Ronald Lauder est venu dire à la Suisse qu’elle doit renoncer à héberger des œuvres d’art entachées par les crimes nazis
Le lieu et le moment n’ont pas été choisis au hasard. Ronald Lauder, le président du Congrès juif mondial, se trouvait au Kunsthaus de Zurich mardi soir pour donner une conférence intitulée « Art perdu, justice perdue ». Sans détour et à grand renfort de formules choc, l’Américain accuse la Suisse de fermer les yeux sur des crimes qui se perpétuent au travers du commerce, et de l’exposition d’œuvres spoliées sous le Troisième Reich.
Dans le public, plusieurs têtes coiffées de kippas. Il y a là surtout des représentants de communautés israélites, des avocats, quelques curieux. Et des hommes vêtus de noir aux aguets, qui ne lâchent pas Ronald Lauder d’une semelle.

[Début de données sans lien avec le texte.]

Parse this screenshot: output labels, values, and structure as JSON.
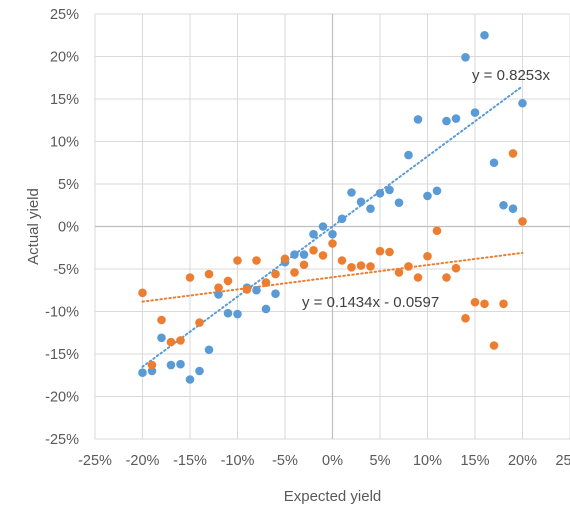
{
  "chart_data": {
    "type": "scatter",
    "xlabel": "Expected yield",
    "ylabel": "Actual yield",
    "xlim": [
      -0.25,
      0.25
    ],
    "ylim": [
      -0.25,
      0.25
    ],
    "xticks": [
      -0.25,
      -0.2,
      -0.15,
      -0.1,
      -0.05,
      0,
      0.05,
      0.1,
      0.15,
      0.2,
      0.25
    ],
    "yticks": [
      -0.25,
      -0.2,
      -0.15,
      -0.1,
      -0.05,
      0,
      0.05,
      0.1,
      0.15,
      0.2,
      0.25
    ],
    "xtick_labels": [
      "-25%",
      "-20%",
      "-15%",
      "-10%",
      "-5%",
      "0%",
      "5%",
      "10%",
      "15%",
      "20%",
      "25%"
    ],
    "ytick_labels": [
      "-25%",
      "-20%",
      "-15%",
      "-10%",
      "-5%",
      "0%",
      "5%",
      "10%",
      "15%",
      "20%",
      "25%"
    ],
    "grid": "vertical and horizontal major gridlines",
    "legend": "none",
    "colors": {
      "series1": "#5b9bd5",
      "series2": "#ed7d31",
      "grid": "#d9d9d9",
      "axis": "#bfbfbf"
    },
    "series": [
      {
        "color": "#5b9bd5",
        "trendline": {
          "slope": 0.8253,
          "intercept": 0,
          "x_range": [
            -0.2,
            0.2
          ],
          "label": "y = 0.8253x"
        },
        "points": [
          [
            -0.2,
            -0.172
          ],
          [
            -0.19,
            -0.17
          ],
          [
            -0.18,
            -0.131
          ],
          [
            -0.17,
            -0.163
          ],
          [
            -0.16,
            -0.162
          ],
          [
            -0.15,
            -0.18
          ],
          [
            -0.14,
            -0.17
          ],
          [
            -0.13,
            -0.145
          ],
          [
            -0.12,
            -0.08
          ],
          [
            -0.11,
            -0.102
          ],
          [
            -0.1,
            -0.103
          ],
          [
            -0.09,
            -0.072
          ],
          [
            -0.08,
            -0.075
          ],
          [
            -0.07,
            -0.097
          ],
          [
            -0.06,
            -0.079
          ],
          [
            -0.05,
            -0.042
          ],
          [
            -0.04,
            -0.033
          ],
          [
            -0.03,
            -0.033
          ],
          [
            -0.02,
            -0.009
          ],
          [
            -0.01,
            0.0
          ],
          [
            0.0,
            -0.009
          ],
          [
            0.01,
            0.009
          ],
          [
            0.02,
            0.04
          ],
          [
            0.03,
            0.029
          ],
          [
            0.04,
            0.021
          ],
          [
            0.05,
            0.039
          ],
          [
            0.06,
            0.043
          ],
          [
            0.07,
            0.028
          ],
          [
            0.08,
            0.084
          ],
          [
            0.09,
            0.126
          ],
          [
            0.1,
            0.036
          ],
          [
            0.11,
            0.042
          ],
          [
            0.12,
            0.124
          ],
          [
            0.13,
            0.127
          ],
          [
            0.14,
            0.199
          ],
          [
            0.15,
            0.134
          ],
          [
            0.16,
            0.225
          ],
          [
            0.17,
            0.075
          ],
          [
            0.18,
            0.025
          ],
          [
            0.19,
            0.021
          ],
          [
            0.2,
            0.145
          ]
        ]
      },
      {
        "color": "#ed7d31",
        "trendline": {
          "slope": 0.1434,
          "intercept": -0.0597,
          "x_range": [
            -0.2,
            0.2
          ],
          "label": "y = 0.1434x - 0.0597"
        },
        "points": [
          [
            -0.2,
            -0.078
          ],
          [
            -0.19,
            -0.163
          ],
          [
            -0.18,
            -0.11
          ],
          [
            -0.17,
            -0.136
          ],
          [
            -0.16,
            -0.134
          ],
          [
            -0.15,
            -0.06
          ],
          [
            -0.14,
            -0.113
          ],
          [
            -0.13,
            -0.056
          ],
          [
            -0.12,
            -0.072
          ],
          [
            -0.11,
            -0.064
          ],
          [
            -0.1,
            -0.04
          ],
          [
            -0.09,
            -0.074
          ],
          [
            -0.08,
            -0.04
          ],
          [
            -0.07,
            -0.066
          ],
          [
            -0.06,
            -0.056
          ],
          [
            -0.05,
            -0.038
          ],
          [
            -0.04,
            -0.054
          ],
          [
            -0.03,
            -0.045
          ],
          [
            -0.02,
            -0.028
          ],
          [
            -0.01,
            -0.034
          ],
          [
            0.0,
            -0.02
          ],
          [
            0.01,
            -0.04
          ],
          [
            0.02,
            -0.048
          ],
          [
            0.03,
            -0.046
          ],
          [
            0.04,
            -0.047
          ],
          [
            0.05,
            -0.029
          ],
          [
            0.06,
            -0.03
          ],
          [
            0.07,
            -0.054
          ],
          [
            0.08,
            -0.047
          ],
          [
            0.09,
            -0.06
          ],
          [
            0.1,
            -0.035
          ],
          [
            0.11,
            -0.005
          ],
          [
            0.12,
            -0.06
          ],
          [
            0.13,
            -0.049
          ],
          [
            0.14,
            -0.108
          ],
          [
            0.15,
            -0.089
          ],
          [
            0.16,
            -0.091
          ],
          [
            0.17,
            -0.14
          ],
          [
            0.18,
            -0.091
          ],
          [
            0.19,
            0.086
          ],
          [
            0.2,
            0.006
          ]
        ]
      }
    ]
  }
}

Le président du Congrès juif mondial est venu dire à la Suisse qu’elle doit renoncer à héberger des œuvres d’art entachées par les crimes nazis. Le Musée des beaux-arts de Berne a accepté fin 2014 d’accueillir une partie de la sulfureuse collection Gurlitt, soupçonnée de contenir de nombreuses pièces volées à des familles juives par les nazis. Quelque 800 œuvres devraient bientôt trouver l’asile en Suisse, soit la moitié de cette collection.
L’objet de la controverse a été découvert en 2012 par hasard, lors d’une perquisition au domicile de Cornelius Gurlitt, à Munich. Le collectionneur avait hérité de quelque 1 500 pièces, dont plusieurs tableaux de maître (Picasso, Braque, Matisse) de son père Hildebrand, marchand d’art juif, qui avait servi d’intermédiaire au régime de Hitler pour commercer des œuvres dites « dégénérées ».
Les pièces dont l’origine reste douteuse demeureront en Allemagne, où se poursuit une enquête pour en retracer la provenance. Or, selon Ronald Lauder, pas une seule toile ne devrait se trouver en Suisse tant que toute la lumière n’a pas été faite. « J’ai été choqué d’apprendre que Berne veut héberger des œuvres volées aux juifs. Si elle s’appelait la collection Himmler, les Suisses l’accepteraient-ils ? » interroge-t-il devant un public attentif.